In April 2007, Jeannine Morse and Paula Smallwood were involved in a motor vehicle accident in New Castle, Delaware. Nationwide insured the Smallwood vehicle, and Erie Insurance Exchange (“Erie”) provided underinsured motorist coverage (“UM”) to Morse. During the course of the claim handling, Nationwide offered the full extent of Smallwood’s $15,000 liability coverage to Morse. On October 27, 2008, counsel for Morse sent a notice of the liability limits offer to Erie by regular mail, not certified mail as required by MD. CODE ANN., INS. ART., § 19-511. Erie claimed it did not receive the letter until the beginning of December 2008; and in the meantime, Morse settled her claim against Smallwood and signed a release as to Smallwood. Morse modified the global release by hand, purporting to retain her UM claim against Erie. Thereafter, Morse sought UM coverage from Erie, who denied the claim on the basis that 1) Morse signed the Release and negotiated the check prior to sending Erie the proper statutory notice, 2) the release signed by Morse was a global release, extinguishing the UM claim, and 3) Morse settled her claim against the tortfeasor without Erie’s consent, in violation of her policy. Morse filed suit against Erie.

At trial, Morse argued that Erie was required to show actual prejudice prior to denying coverage, as required by MD. CODE ANN., INS. ART. § 19-110. The Court refused to give the jury an instruction requiring the demonstration of actual prejudice, and the jury returned a verdict in Erie’s favor. Morse appealed.

The Court of Special Appeals defined the appellate issue as “whether an injured insured’s failure to obtain her insured motorist insurer’s consent to settle with a tortfeasor’s liability insurer for policy limits, in violation of her insurance policy and § 19-511, triggers either the § 19-110 or common law prejudice rules.” Id. at 9. The Court observed that the analysis was premised on the interpretation of both § 19-110 and § 19-511. The procedure in § 19-511 created “a procedure that allows an injured insured to settle her claim against a tortfeasor’s liability insurer for full policy limits without prejudice to her claim for uninsured motorist benefits.” Id. at 5. Meanwhile, § 19-110 requires that an insurer demonstrate actual prejudice prior to denying liability coverage, based on the insured’s lack of cooperation or notice of the claim. In holding that actual prejudice was not required in this case, the Court noted that § 19-110 did not apply to this action by its plain language, as the scope was narrowly interpreted to apply only to failures to cooperate or provide notice. Maryland’s common law prejudice standard was not “noticeably broader.” Id. at 10. The Court further observed that requiring that actual prejudice be applied to a failure to obtain consent to settle would render § 19-511 a nullity.

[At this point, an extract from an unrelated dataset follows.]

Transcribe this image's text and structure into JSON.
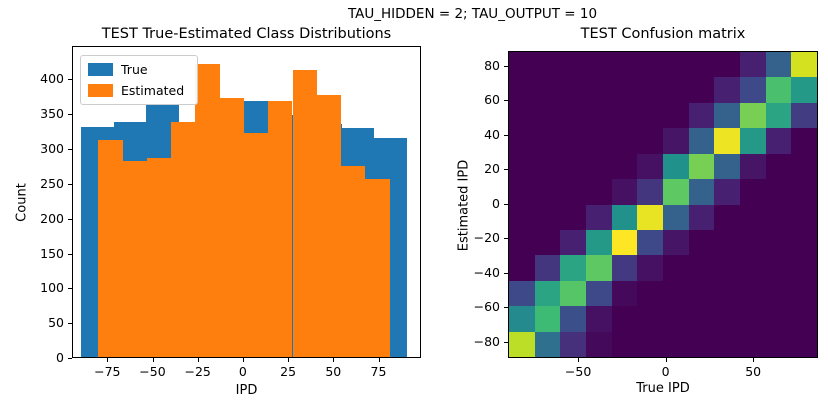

The Court analyzed the legislative history of both § 19-110 and § 19-511 and dismissed Morse’s effort to force her facts into the protections of § 19-110. The Court reviewed the Maryland case history on consent to settle and the procedures required under § 19-511, holding that while Morse may have provided “notice,” notice was not the equivalent of the obtaining a consent to settle. The Court did acknowledge that not all situations that fell under § 19-511 would be free from the actual prejudice requirement, but they would be limited to failures to cooperate or provide notice. Otherwise, the actual prejudice rule would nearly always excuse the Plaintiff’s non-compliance with the settlement procedure in § 19-511. The judgment of the trial court was affirmed.

Judge Woodward issued a dissenting opinion noting that Erie had never presented an argument that they had been prejudiced by Morse’s settlement and that the majority opinion misapplied the legislative intent in the enactment of § 19-511. In Judge Woodward’s opinion, the legislative intent in protecting the injured insured supported Morse’s argument that actual prejudice was required.